The COVID-19 variant believed to have originated in the United Kingdom is not linked to higher instances of “severe disease or death,” according to a new study published Monday.
The study, published in the Lancet Infectious Diseases medical journal, looked at data from the U.K. shortly after the variant was detected in late 2020. Researchers examined nearly 500 patients at two hospitals in London and found no link between the U.K. variant — also known as B.1.1.7 —and more severe COVID-19 cases.
UK variant of COVID-19 does not cause more severe disease: The Lancet https://t.co/Rj3DQSFRB0 pic.twitter.com/BTC4Ei8EoP
— Reuters UK (@ReutersUK) April 13, 2021
“We found no evidence of a difference in our main outcome of severe disease or death by SARS-CoV-2 lineage,” the researchers concluded.
“Our data, within the context and limitations of a real-world study, provide initial reassurance that severity in hospitalized patients with B.1.1.7 is not markedly different from severity in those without,” they added.

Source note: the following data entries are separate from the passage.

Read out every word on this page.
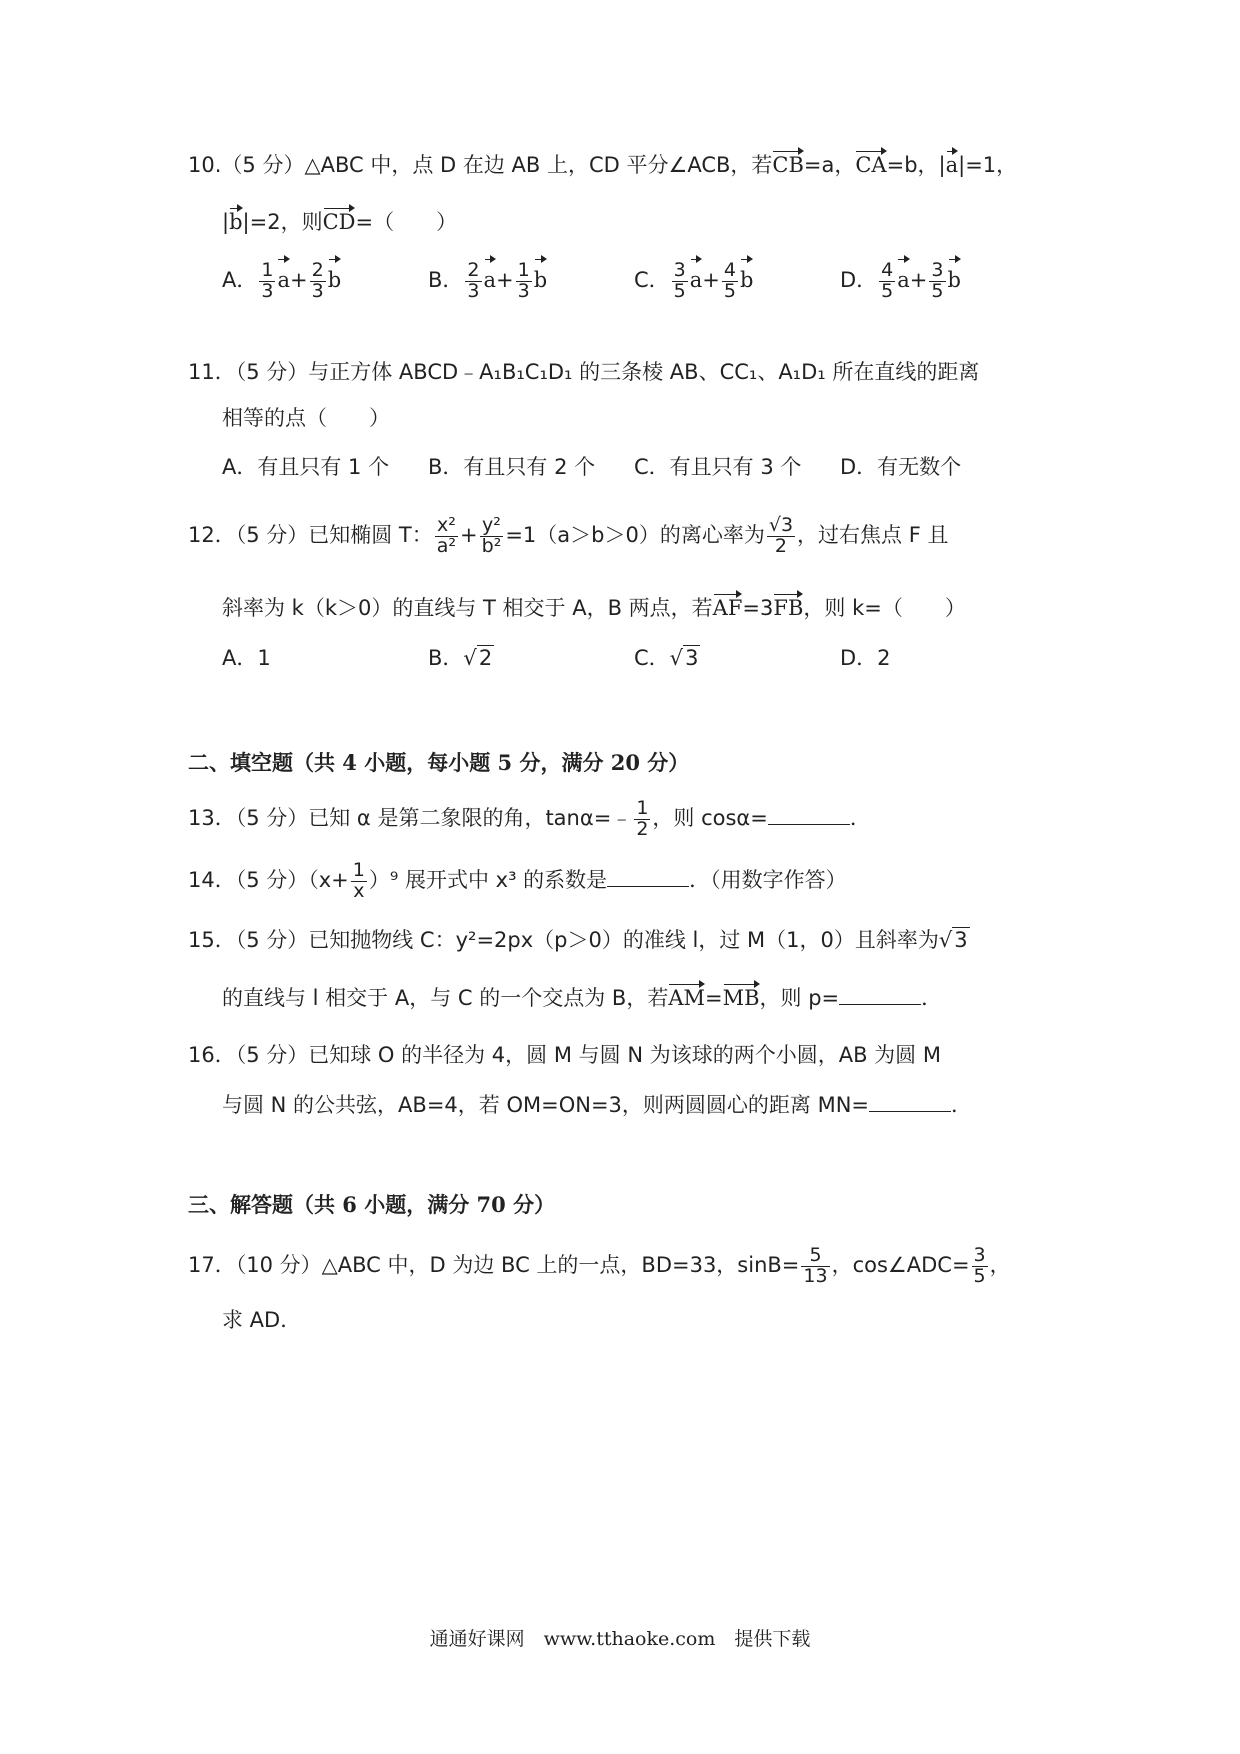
10.（5 分）△ABC 中，点 D 在边 AB 上，CD 平分∠ACB，若CB=a，CA=b，|a|=1，
|b|=2，则CD=（　　）
A． $\frac{1}{3} a+ \frac{2}{3}$ b	B． $\frac{2}{3} a+ \frac{1}{3}$ b	C． $\frac{3}{5} a+ \frac{4}{5}$ b	D． $\frac{4}{5} a+ \frac{3}{5}$ b
11．（5 分）与正方体 ABCD﹣A₁B₁C₁D₁ 的三条棱 AB、CC₁、A₁D₁ 所在直线的距离
相等的点（　　）
A．有且只有 1 个 B．有且只有 2 个 C．有且只有 3 个 D．有无数个
12．（5 分）已知椭圆 T： $\frac{\text{x²}}{\text{a²}} + \frac{\text{y²}}{\text{b²}} =1(a>b>0)$的离心率为 $\frac{√3}{2}$ ，过右焦点 F 且
斜率为 k（k＞0）的直线与 T 相交于 A，B 两点，若AF=3FB，则 k=（　　）
A．1	B．√2	C．√3	D．2
二、填空题（共 4 小题，每小题 5 分，满分 20 分）
13．（5 分）已知 α 是第二象限的角，tanα=﹣ $\frac{1}{2}$ ，则 cosα=	．
14．（5 分）$(x+ \frac{1}{x} )^9$ 展开式中 x³ 的系数是	．（用数字作答）
15．（5 分）已知抛物线 C：y²=2px（p＞0）的准线 l，过 M（1，0）且斜率为√3
的直线与 l 相交于 A，与 C 的一个交点为 B，若AM=MB，则 p=	．
16．（5 分）已知球 O 的半径为 4，圆 M 与圆 N 为该球的两个小圆，AB 为圆 M
与圆 N 的公共弦，AB=4，若 OM=ON=3，则两圆圆心的距离 MN=	．
三、解答题（共 6 小题，满分 70 分）
17．（10 分）△ABC 中，D 为边 BC 上的一点，BD=33，$\sin B= \frac{5}{13}$ ，cos∠ADC= $\frac{3}{5}$ ，
求 AD．
通通好课网　www.tthaoke.com　提供下载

The study also found that patients with the U.K. variant were younger and had fewer comorbidities than patients without the variant. While COVID-19 infections and deaths have typically clustered around older age groups, the findings suggested more “widespread and potential increased transmission” of the variant among people under the age of 60.
The new findings contribute to scientists’ evolving understanding of the U.K. variant during a time when COVID-19 variants continue to circulate globally. The variant was first detected in several U.S. states in late December, and has been responsible for roughly 21,000 cases in the U.S. according to the Centers for Disease Control and Prevention (CDC).
“There’s clearly a lot of interesting stuff to look into,” said University College London bioinformatician Dan Frampton, one of the study’s lead authors, according to NBC News. “We’re in a much better position now to start studying what appear to be small results and go into more detail to flesh the picture out more.”
CDC Director Rochelle Walensky, who had previously warned in March that the U.K. variant would become “dominant,” announced last Wednesday that the variant was “the most common lineage” circulating in the U.S. (RELATED: A Weepy CDC Director Insists America Is Facing ‘Doom.’ Do The Facts Match The Hysteria?)
Studies in January concluded that the COVID-19 vaccines manufactured by Pfizer and Moderna are both effective against the U.K. variant. Roughly one-fifth of the U.S. population has been fully vaccinated as the number of new reported cases are on the decline, according to The Wall Street Journal.